“Mengapa kamu berubah drastis dan memilih melayaniku?” tanya Dante saat aku mengantarkan makan malam untuknya. Dia menatapku dengan penuh selidik seolah mencari jawaban melalui gerak gerikku.
Memang benar, sejak aku menyaksikan sendiri dengan mataku bagaimana jasad ayahku diambil, dan dibawa entah kemana, duniaku seakan runtuh. Detik itu juga, aku mulai memiliki keinginan untuk menghabisi Dante dan juga orang-orang yang telah membuat hidup keluargaku sengsara dengan tanganku sendiri.
Aku memutuskan untuk mengikuti semua perintah Dante, tak peduli tentang betapa arogan dan buruk emosi pria itu. Aku tetap berlutut di hadapannya demi mendapatkan kepercayaan dari Dante.
“Sekarang aku tidak memiliki sandaran lagi. Aku juga tidak memiliki pekerjaan dan semua keluargaku sudah meninggal. Jadi aku akan melakukan yang terbaik agar kamu tidak mengusirku saat kamu bosan dengan keberadaanku, aku melakukan ini hanya untuk bertahan hidup,” jawabku menunduk.
“Benarkah? Bukannya karena kamu menyimpan dendam padaku?” tanya Dante menyipitkan mata dan menatapku.
Entah mengapa, tatapan Dante seolah sedang membaca gerak gerikku. Aku pun reflek menelan air ludahku, mencoba menghilangkan rasa panik yang mulai muncul.
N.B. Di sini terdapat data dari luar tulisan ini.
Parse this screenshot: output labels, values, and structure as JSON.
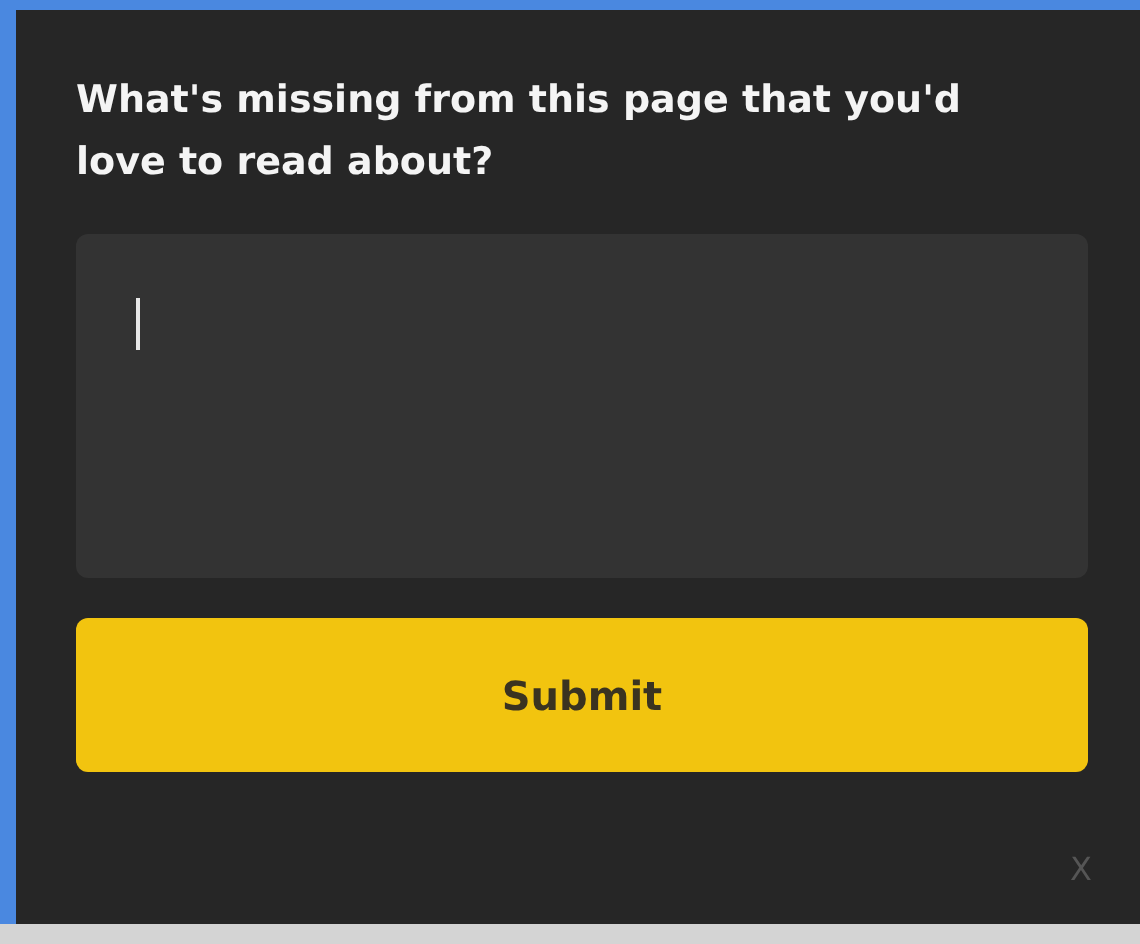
{
  "prompt": "What's missing from this page that you'd love to read about?",
  "submit": "Submit",
  "close": "X"
}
Dengan perlahan, aku melangkahkan kakiku menuju Dante. Dengan keberanian yang entah dari mana muncul, aku menyentuh tangan Dante dengan perlahan, dan menatapnya nanar. “Aku tak punya nyali untuk melawanmu, Dante. Tak peduli apa yang kamu katakan, mulai sekarang aku akan mengabdikan diri kepadamu.”
Saat itu juga, ujung bibir Dante terangkat, membentuk seringai yang sarat makna. Pria itu bahkan menyentuh jari jemarik dengan lembut.
“Jika Hans mendengar ucapanmu, dia pasti akan sangat kecewa,” ujar Dante mengambil gelas berisikan teh yang sudah aku tuangkan sebelumnya.
“Sekarang aku sudah tidak peduli dengan keberadaan Hans lagi karena kamulah yang menjadi suamiku,” jawabku sambil mengepalkan tangan mencoba menekan semua gejolak emosi dibalik diriku.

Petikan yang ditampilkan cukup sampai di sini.